A friend once said he worries that he may love his oldest child the most because as firstborn he was once the only child in the family, the sole focus of his parents’ attention, the beneficiary of a unique time—which his siblings will never experience—when that bond between child and parent developed unencumbered by siblings’ needs. I can understand that, and I sometimes find myself sharing the sentiment, especially as my oldest matures, becomes more independent, and we can have more sophisticated conversations and pursue shared interests.
Then again, I can easily argue that it’s the baby of the family whom I—along with many other parents, I am sure—love most. “You will always be my baby,” said parents to their youngest from time immemorial, even if the child doesn’t often see that sentiment as a welcome thing. In our family, our third daughter is the clown, always working to make us laugh. She’s infinitely cute every minute of every day, and she’s our last tie to that precious period when we had babies, a constant reminder of how our lives have progressed over the years. Perhaps I love her most?
Of course, the second of our three children also can make a claim to the biggest piece of my heart, what with her middle-child precociousness, that thinly veiled need to stand out and be heard. She is a crucial bridge between oldest and youngest—not to mention someone with strong emotions about everything—and so she in many ways sets our family agenda. She’s a carbon copy of my wife and yet reminds me of myself as a child in many ways.
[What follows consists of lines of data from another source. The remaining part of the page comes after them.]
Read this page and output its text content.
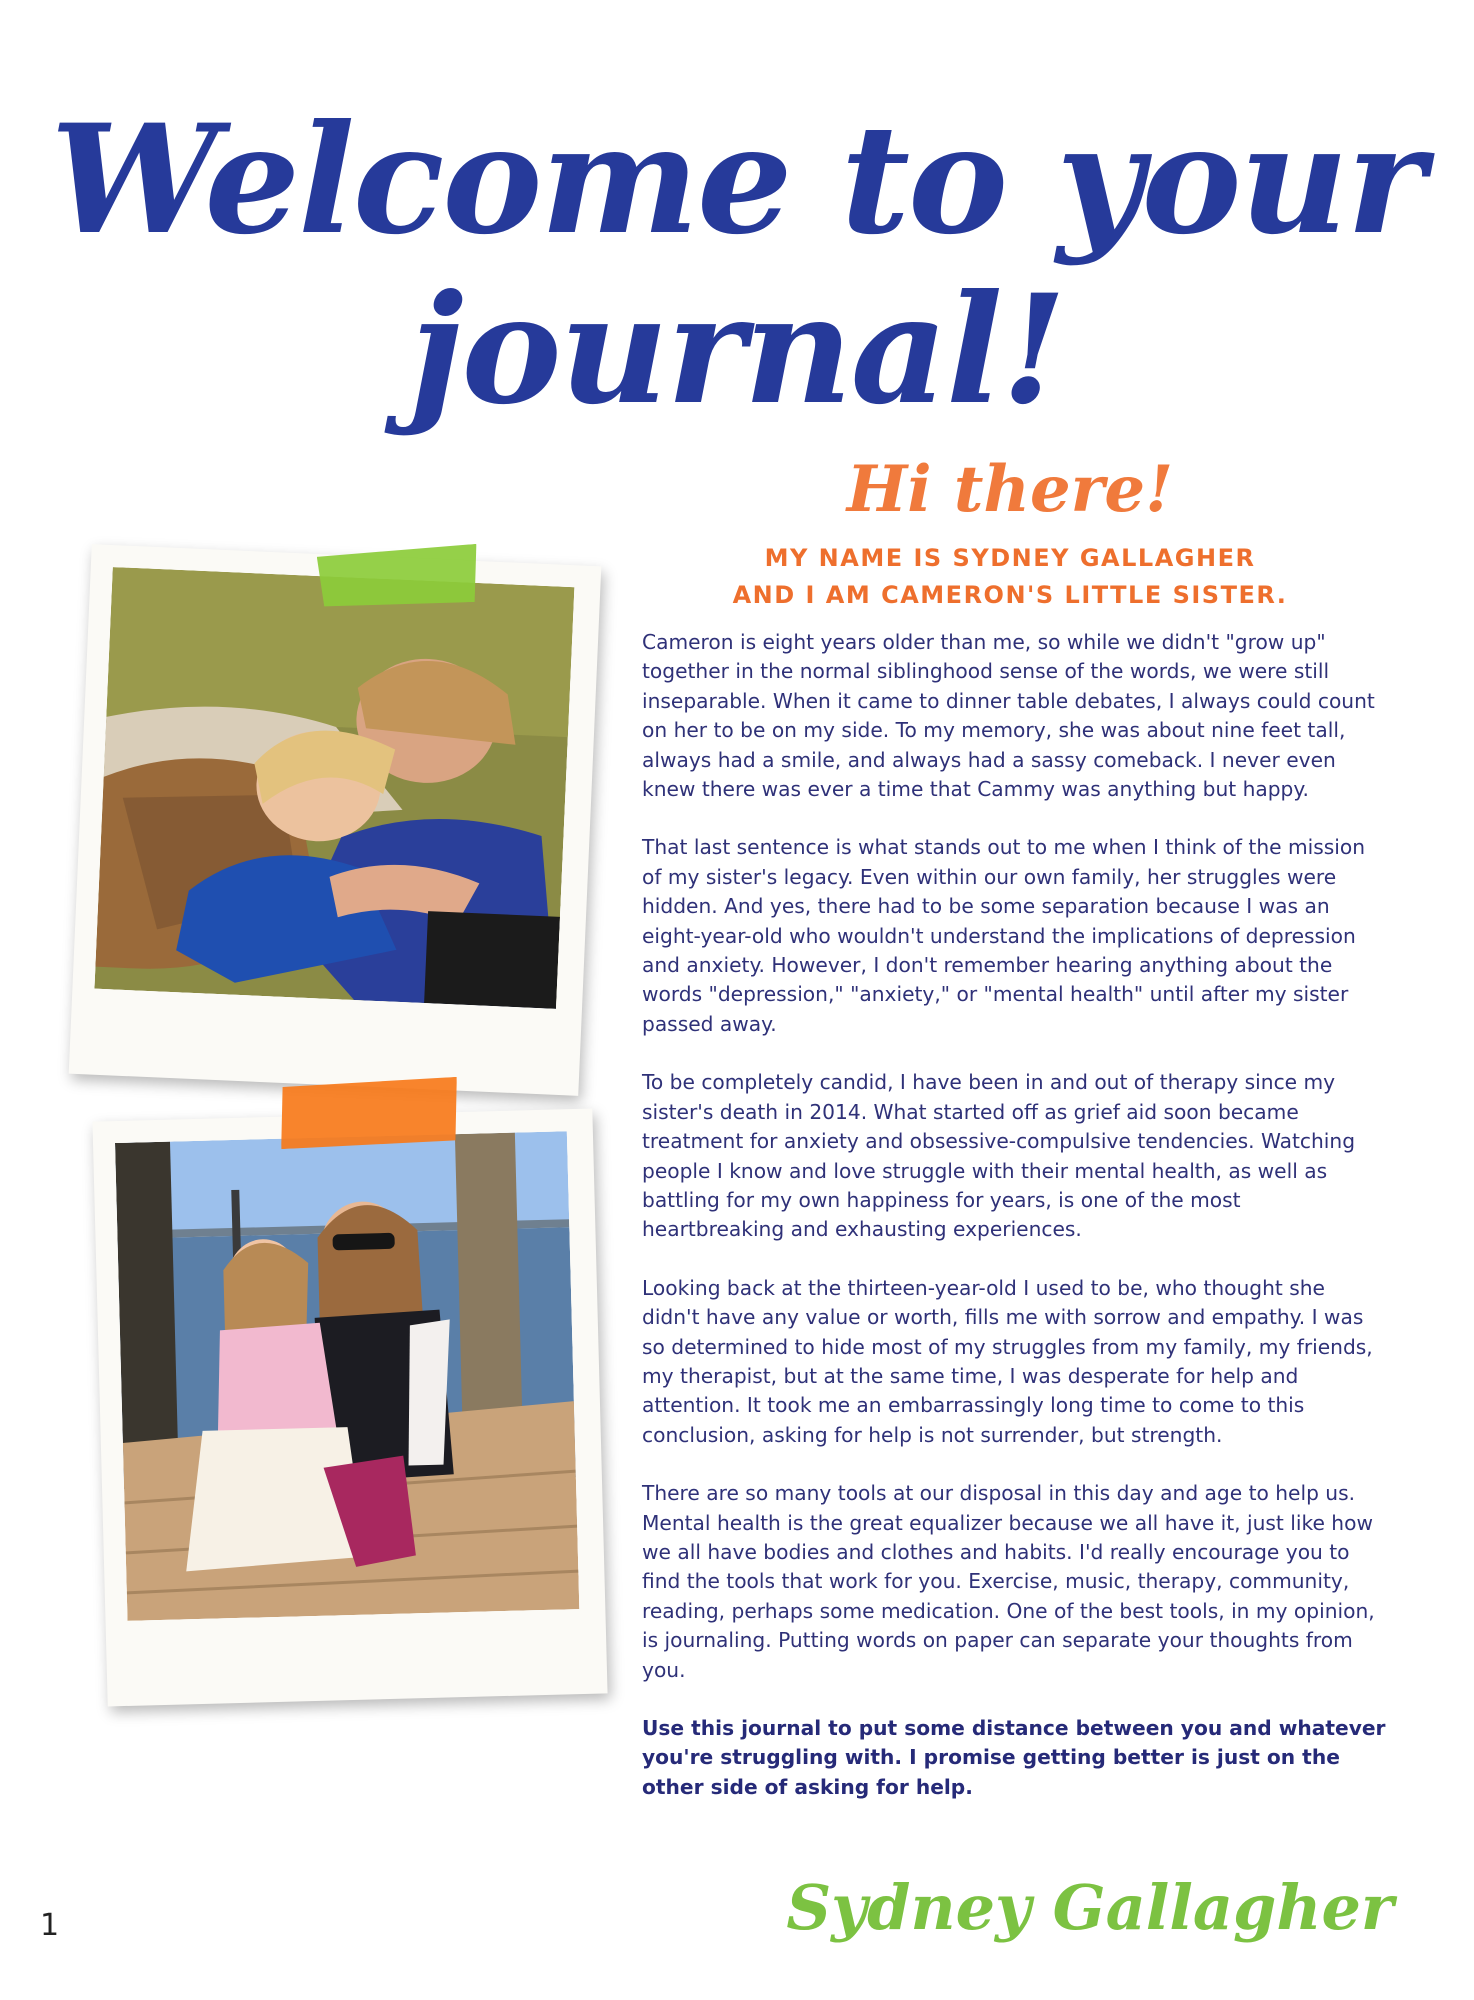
Welcome to your journal!
Hi there!
MY NAME IS SYDNEY GALLAGHER
AND I AM CAMERON'S LITTLE SISTER.

Cameron is eight years older than me, so while we didn't "grow up" together in the normal siblinghood sense of the words, we were still inseparable. When it came to dinner table debates, I always could count on her to be on my side. To my memory, she was about nine feet tall, always had a smile, and always had a sassy comeback. I never even knew there was ever a time that Cammy was anything but happy.

That last sentence is what stands out to me when I think of the mission of my sister's legacy. Even within our own family, her struggles were hidden. And yes, there had to be some separation because I was an eight-year-old who wouldn't understand the implications of depression and anxiety. However, I don't remember hearing anything about the words "depression," "anxiety," or "mental health" until after my sister passed away.

To be completely candid, I have been in and out of therapy since my sister's death in 2014. What started off as grief aid soon became treatment for anxiety and obsessive-compulsive tendencies. Watching people I know and love struggle with their mental health, as well as battling for my own happiness for years, is one of the most heartbreaking and exhausting experiences.

Looking back at the thirteen-year-old I used to be, who thought she didn't have any value or worth, fills me with sorrow and empathy. I was so determined to hide most of my struggles from my family, my friends, my therapist, but at the same time, I was desperate for help and attention. It took me an embarrassingly long time to come to this conclusion, asking for help is not surrender, but strength.

There are so many tools at our disposal in this day and age to help us. Mental health is the great equalizer because we all have it, just like how we all have bodies and clothes and habits. I'd really encourage you to find the tools that work for you. Exercise, music, therapy, community, reading, perhaps some medication. One of the best tools, in my opinion, is journaling. Putting words on paper can separate your thoughts from you.

Use this journal to put some distance between you and whatever you're struggling with. I promise getting better is just on the other side of asking for help.

Sydney Gallagher
1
So maybe I love her most?
I suppose I must say I do have a favorite. But that favorite may change day to day or even minute to minute. My kids have distinct personalities, needs, interests, quirks, behavioral patterns, challenges, talents, and ways of interacting with the world. It wouldn’t be normal—wouldn’t be human—to have exactly the same feelings toward each of them every minute of every day. I may be willing to throw myself in front of that bus for any of them, but when one child is throwing an epic tantrum and defying every effort to calm her down, I am certainly not feeling as warm and fuzzy as I am with the one helping me set the table.
Perhaps, then, it’s most true to say not that I love my kids equally, but I love them the same amount—differently, to be sure, since they are different people, but at the same level and volume. No, I don’t have a favorite, nor do I lump them all together as just “my kids whom I love.” I try to see, accept, honor, and love each one as a full, autonomous, unique human being, and that requires a unique type of love for each. Loving them “equally” would fail to do this—but I sure do love each of them the same amount.